54% Say AI Is Tearing the Company Apart

The friction isn't subtle. 54% of C-suite executives admit that adopting AI is tearing their company apart. 56% say it has created power struggles and disruption, a double-digit increase from 2025. 78% report that AI has created tension between IT and other business lines. 55% describe AI usage at their company as a "chaotic free-for-all."

Roles, titles, and team structures are already shifting. 95% of executives say these are changing because of AI. 90% say the rise of super-users will force them to completely rethink performance evaluation.

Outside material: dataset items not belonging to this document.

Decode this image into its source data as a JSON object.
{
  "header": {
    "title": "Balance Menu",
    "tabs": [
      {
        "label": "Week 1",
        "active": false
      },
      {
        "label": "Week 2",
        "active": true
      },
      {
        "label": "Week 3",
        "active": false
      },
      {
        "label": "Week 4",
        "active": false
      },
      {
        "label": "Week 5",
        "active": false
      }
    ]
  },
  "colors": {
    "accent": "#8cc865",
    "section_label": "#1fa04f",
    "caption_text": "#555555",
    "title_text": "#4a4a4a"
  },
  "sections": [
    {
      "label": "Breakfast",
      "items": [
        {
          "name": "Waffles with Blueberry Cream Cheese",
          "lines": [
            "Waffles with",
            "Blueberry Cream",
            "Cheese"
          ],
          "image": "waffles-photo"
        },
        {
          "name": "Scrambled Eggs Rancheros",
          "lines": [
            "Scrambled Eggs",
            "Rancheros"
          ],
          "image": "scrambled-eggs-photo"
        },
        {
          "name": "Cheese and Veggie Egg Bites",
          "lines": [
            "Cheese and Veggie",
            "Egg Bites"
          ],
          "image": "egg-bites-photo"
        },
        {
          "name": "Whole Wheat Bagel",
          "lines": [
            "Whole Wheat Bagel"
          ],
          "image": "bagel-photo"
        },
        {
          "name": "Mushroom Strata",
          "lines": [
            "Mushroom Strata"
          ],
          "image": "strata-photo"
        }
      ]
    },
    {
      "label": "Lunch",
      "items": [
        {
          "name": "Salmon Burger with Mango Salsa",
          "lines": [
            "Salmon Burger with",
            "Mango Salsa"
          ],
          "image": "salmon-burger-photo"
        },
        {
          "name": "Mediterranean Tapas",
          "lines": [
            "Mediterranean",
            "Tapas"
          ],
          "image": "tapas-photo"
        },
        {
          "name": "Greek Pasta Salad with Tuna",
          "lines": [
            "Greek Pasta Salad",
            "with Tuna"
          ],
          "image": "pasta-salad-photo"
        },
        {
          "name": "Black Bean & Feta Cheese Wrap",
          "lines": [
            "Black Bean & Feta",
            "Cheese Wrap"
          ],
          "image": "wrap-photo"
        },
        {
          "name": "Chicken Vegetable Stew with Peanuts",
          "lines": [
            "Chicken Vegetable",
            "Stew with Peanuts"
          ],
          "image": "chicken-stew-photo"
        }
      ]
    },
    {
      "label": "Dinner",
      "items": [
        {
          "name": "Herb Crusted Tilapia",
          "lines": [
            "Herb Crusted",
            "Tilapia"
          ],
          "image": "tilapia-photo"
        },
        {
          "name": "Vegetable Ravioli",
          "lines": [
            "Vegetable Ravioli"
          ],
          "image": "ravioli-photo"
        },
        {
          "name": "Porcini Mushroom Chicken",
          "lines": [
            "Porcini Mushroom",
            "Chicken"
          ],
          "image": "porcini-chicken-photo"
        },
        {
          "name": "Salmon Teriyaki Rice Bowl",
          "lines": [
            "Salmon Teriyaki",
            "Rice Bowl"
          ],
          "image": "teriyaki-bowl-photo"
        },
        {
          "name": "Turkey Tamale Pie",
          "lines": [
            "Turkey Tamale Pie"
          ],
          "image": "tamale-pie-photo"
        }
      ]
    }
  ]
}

And then there's the number that tells you where the next decade of management is headed: 80% of Gen Z workers say they trust AI more than their manager for tasks like performance feedback and career advice. The generation entering the workforce isn't just adopting AI. They are replacing the human management layer with it, at least inside their own heads.

The Enablement Illusion

Gartner's Global Labor Market Survey, conducted in Q1 2026 across 12,000 employees in 40 countries, identified the core problem. Most leaders are mistaking tool access for transformation. Gartner calls it the "enablement illusion": organizations believe they're AI-ready because they rolled out licenses, when in reality only 27% of executives have a comprehensive AI strategy and just 20% believe their workforce is truly prepared.

Gartner predicts that by 2027, half of enterprises without a people-centric AI strategy will lose their top AI talent to competitors who prioritize workforce enablement over basic adoption.

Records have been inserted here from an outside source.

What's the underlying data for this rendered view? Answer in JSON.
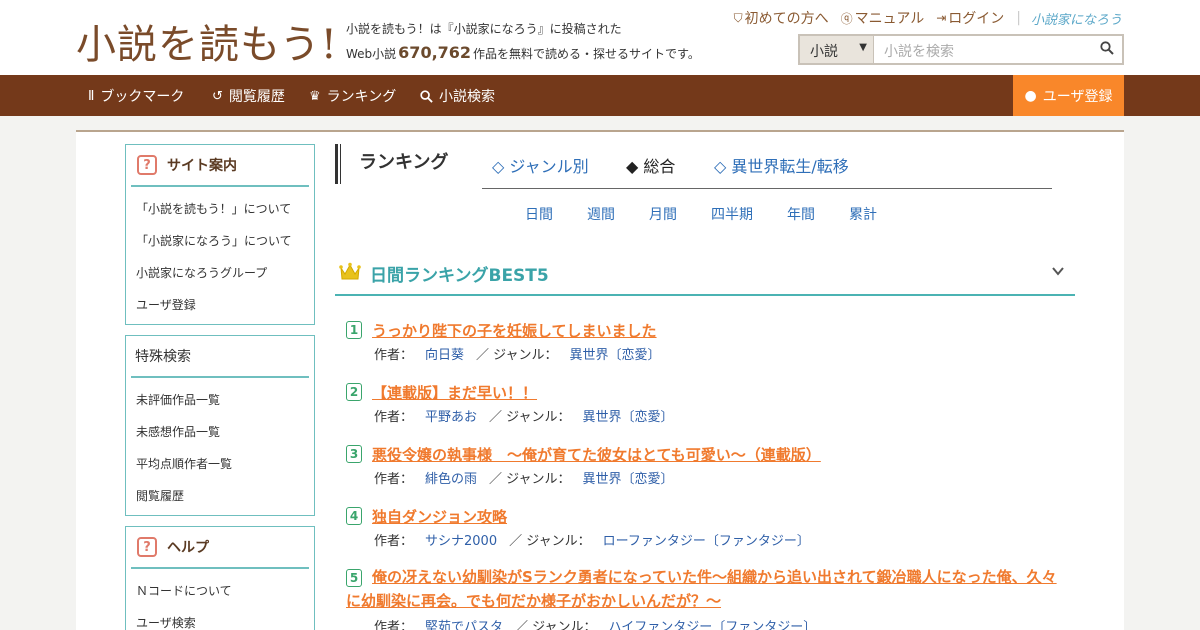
{
  "header": {
    "logo": "小説を読もう!",
    "tagline_1": "小説を読もう！は『小説家になろう』に投稿された",
    "tagline_2_pre": "Web小説",
    "novel_count": "670,762",
    "tagline_2_post": "作品を無料で読める・探せるサイトです。",
    "links": [
      "初めての方へ",
      "マニュアル",
      "ログイン"
    ],
    "partner_logo": "小説家になろう",
    "search": {
      "category": "小説",
      "placeholder": "小説を検索"
    }
  },
  "nav": {
    "items": [
      "ブックマーク",
      "閲覧履歴",
      "ランキング",
      "小説検索"
    ],
    "register": "ユーザ登録"
  },
  "sidebar": {
    "guide": {
      "title": "サイト案内",
      "items": [
        "「小説を読もう！」について",
        "「小説家になろう」について",
        "小説家になろうグループ",
        "ユーザ登録"
      ]
    },
    "special": {
      "title": "特殊検索",
      "items": [
        "未評価作品一覧",
        "未感想作品一覧",
        "平均点順作者一覧",
        "閲覧履歴"
      ]
    },
    "help": {
      "title": "ヘルプ",
      "items": [
        "Ｎコードについて",
        "ユーザ検索"
      ]
    }
  },
  "ranking": {
    "title": "ランキング",
    "tabs": [
      "◇ ジャンル別",
      "◆ 総合",
      "◇ 異世界転生/転移"
    ],
    "periods": [
      "日間",
      "週間",
      "月間",
      "四半期",
      "年間",
      "累計"
    ],
    "best_title": "日間ランキングBEST5",
    "author_label": "作者：",
    "genre_label": "／ ジャンル：",
    "entries": [
      {
        "rank": "1",
        "title": "うっかり陛下の子を妊娠してしまいました",
        "author": "向日葵",
        "genre": "異世界〔恋愛〕"
      },
      {
        "rank": "2",
        "title": "【連載版】まだ早い！！",
        "author": "平野あお",
        "genre": "異世界〔恋愛〕"
      },
      {
        "rank": "3",
        "title": "悪役令嬢の執事様　～俺が育てた彼女はとても可愛い～（連載版）",
        "author": "緋色の雨",
        "genre": "異世界〔恋愛〕"
      },
      {
        "rank": "4",
        "title": "独自ダンジョン攻略",
        "author": "サシナ2000",
        "genre": "ローファンタジー〔ファンタジー〕"
      },
      {
        "rank": "5",
        "title": "俺の冴えない幼馴染がSランク勇者になっていた件～組織から追い出されて鍛冶職人になった俺、久々に幼馴染に再会。でも何だか様子がおかしいんだが？～",
        "author": "堅茹でパスタ",
        "genre": "ハイファンタジー〔ファンタジー〕"
      }
    ]
  },
  "colors": {
    "nav_bg": "#74391a",
    "register_bg": "#f9872a",
    "accent_teal": "#3aa3a8",
    "title_orange": "#f07a2e",
    "link_blue": "#2f6fb8"
  }
}
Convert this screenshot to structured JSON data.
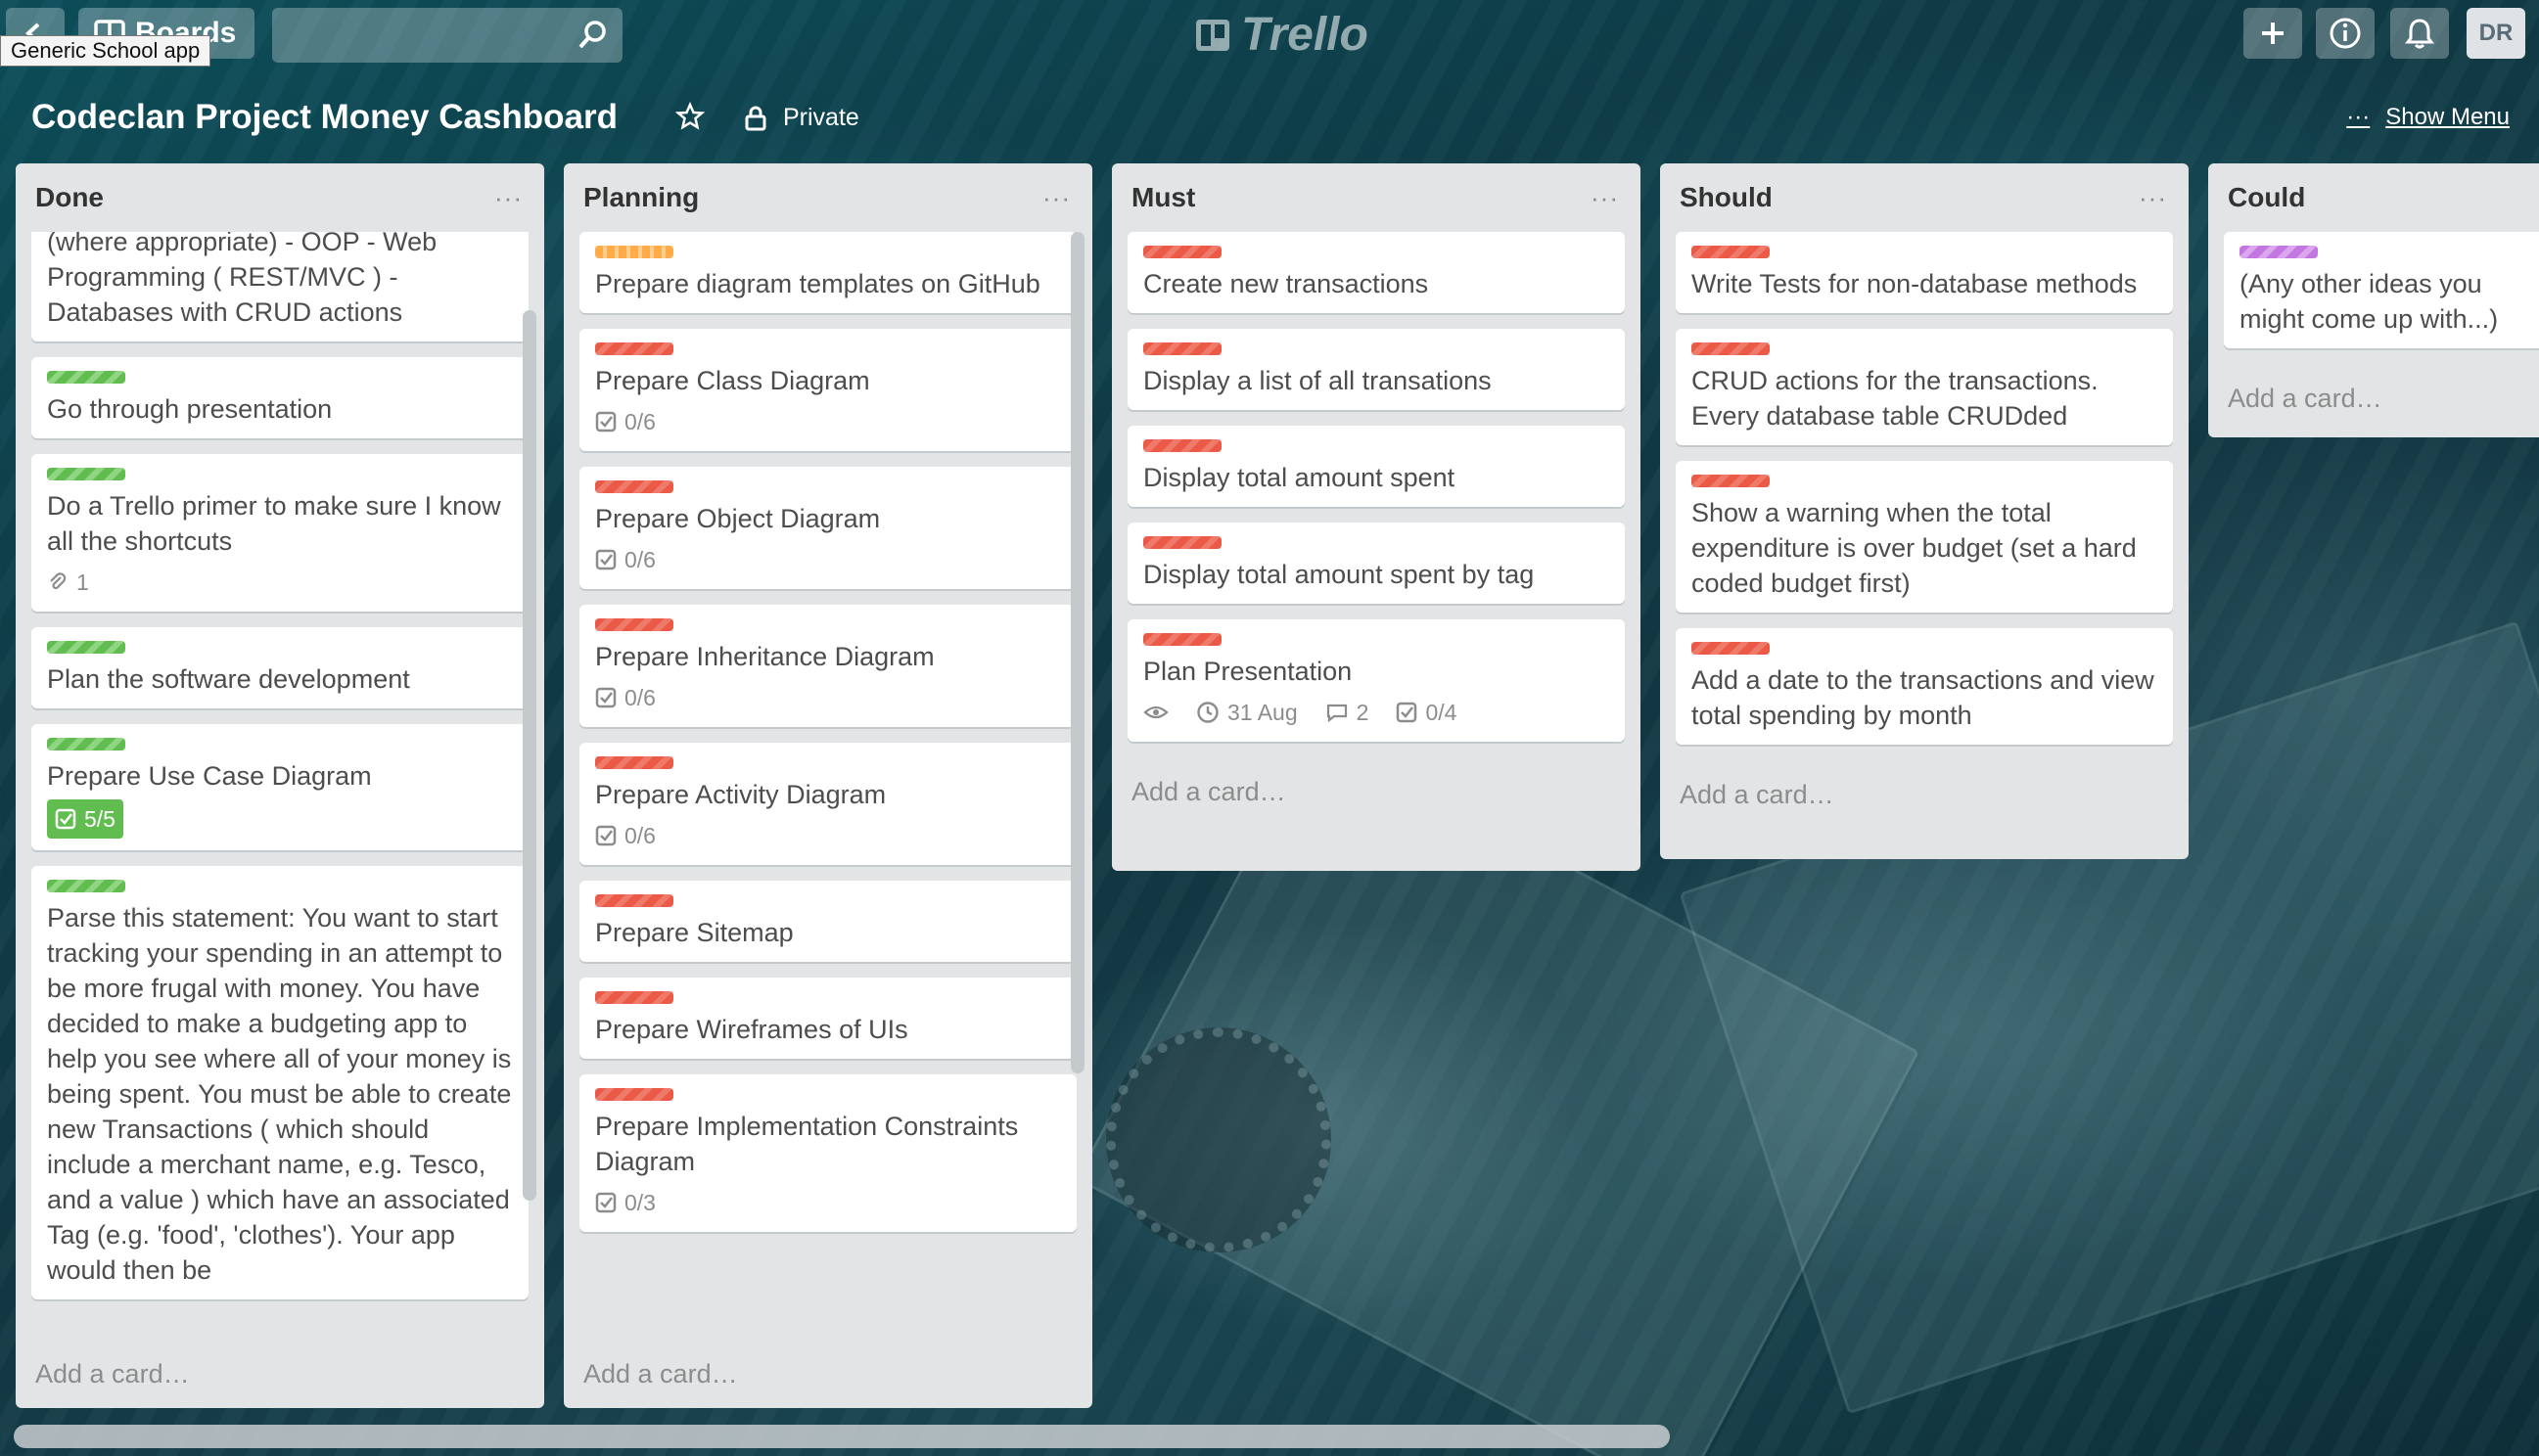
{
  "header": {
    "boards_label": "Boards",
    "tooltip": "Generic School app",
    "logo_text": "Trello",
    "avatar_initials": "DR"
  },
  "board": {
    "title": "Codeclan Project Money Cashboard",
    "visibility": "Private",
    "show_menu": "Show Menu"
  },
  "add_card_label": "Add a card…",
  "lists": [
    {
      "title": "Done",
      "cards": [
        {
          "text": "(where appropriate) - OOP - Web Programming ( REST/MVC ) - Databases with CRUD actions",
          "labels": []
        },
        {
          "text": "Go through presentation",
          "labels": [
            "green"
          ]
        },
        {
          "text": "Do a Trello primer to make sure I know all the shortcuts",
          "labels": [
            "green"
          ],
          "attachments": "1"
        },
        {
          "text": "Plan the software development",
          "labels": [
            "green"
          ]
        },
        {
          "text": "Prepare Use Case Diagram",
          "labels": [
            "green"
          ],
          "checklist": "5/5"
        },
        {
          "text": "Parse this statement: You want to start tracking your spending in an attempt to be more frugal with money. You have decided to make a budgeting app to help you see where all of your money is being spent. You must be able to create new Transactions ( which should include a merchant name, e.g. Tesco, and a value ) which have an associated Tag (e.g. 'food', 'clothes'). Your app would then be",
          "labels": [
            "green"
          ]
        }
      ]
    },
    {
      "title": "Planning",
      "cards": [
        {
          "text": "Prepare diagram templates on GitHub",
          "labels": [
            "orange"
          ]
        },
        {
          "text": "Prepare Class Diagram",
          "labels": [
            "red"
          ],
          "checklist": "0/6"
        },
        {
          "text": "Prepare Object Diagram",
          "labels": [
            "red"
          ],
          "checklist": "0/6"
        },
        {
          "text": "Prepare Inheritance Diagram",
          "labels": [
            "red"
          ],
          "checklist": "0/6"
        },
        {
          "text": "Prepare Activity Diagram",
          "labels": [
            "red"
          ],
          "checklist": "0/6"
        },
        {
          "text": "Prepare Sitemap",
          "labels": [
            "red"
          ]
        },
        {
          "text": "Prepare Wireframes of UIs",
          "labels": [
            "red"
          ]
        },
        {
          "text": "Prepare Implementation Constraints Diagram",
          "labels": [
            "red"
          ],
          "checklist": "0/3"
        }
      ]
    },
    {
      "title": "Must",
      "cards": [
        {
          "text": "Create new transactions",
          "labels": [
            "red"
          ]
        },
        {
          "text": "Display a list of all transations",
          "labels": [
            "red"
          ]
        },
        {
          "text": "Display total amount spent",
          "labels": [
            "red"
          ]
        },
        {
          "text": "Display total amount spent by tag",
          "labels": [
            "red"
          ]
        },
        {
          "text": "Plan Presentation",
          "labels": [
            "red"
          ],
          "due": "31 Aug",
          "comments": "2",
          "checklist": "0/4",
          "watching": true
        }
      ]
    },
    {
      "title": "Should",
      "cards": [
        {
          "text": "Write Tests for non-database methods",
          "labels": [
            "red"
          ]
        },
        {
          "text": "CRUD actions for the transactions. Every database table CRUDded",
          "labels": [
            "red"
          ]
        },
        {
          "text": "Show a warning when the total expenditure is over budget (set a hard coded budget first)",
          "labels": [
            "red"
          ]
        },
        {
          "text": "Add a date to the transactions and view total spending by month",
          "labels": [
            "red"
          ]
        }
      ]
    },
    {
      "title": "Could",
      "cards": [
        {
          "text": "(Any other ideas you might come up with...)",
          "labels": [
            "purple"
          ]
        }
      ]
    }
  ]
}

The irony is thick: companies that focus on cultivating an AI elite while neglecting the broader workforce will lose those elite employees to companies that invest in everyone.

WRITER CEO May Habib put it plainly: "Layoffs are not a viable AI strategy. The leaders who are putting in the work to radically redesign operations with human-agent collaboration at the center are the ones compounding their advantage in ways competitors cannot replicate."

The Question Nobody Wants to Ask

If AI super-users are 5x more productive, why is only 29% of the C-suite seeing meaningful ROI?

Because individual productivity and organizational productivity are not the same thing. A super-user can draft a report in minutes that used to take hours. But if the approval workflow, the review process, the meeting cadence, and the decision-making structure all remain unchanged, the report just sits in someone's inbox faster. The bottleneck moved. The throughput didn't.

Companies are rewarding individuals for going fast inside systems designed to go slow. The super-users aren't transforming the organization. They're outrunning it. And the organization's response isn't to redesign the system. It's to fire the people who couldn't keep up with a race that was never going to produce the result leadership wanted in the first place.

What Enterprise Leaders Need to Hear

Redesign workflows around AI capabilities instead of handing out licenses and measuring who uses them most. Connect individual productivity gains to actual business outcomes through process change, not leaderboards. Invest in structured enablement for the entire workforce instead of celebrating the 10% who figured it out on their own and punishing the rest.

Take the sabotage data seriously. When 29% of your employees are actively undermining your AI strategy, the problem is not their attitude. You rolled out a technology that reshapes their career without giving them a credible path forward. People don't resist tools. They resist threats.

Two years from now, the gap between companies won't be about who had the best individual performers on AI. It'll be about who bothered to bring the rest of the org along. Most companies right now are treating AI adoption like a fitness test when it should be treated like a redesign of the gym. The super-users aren't the answer. They're just proof that the tools work when the conditions are right. The actual work is making the conditions right for everyone else.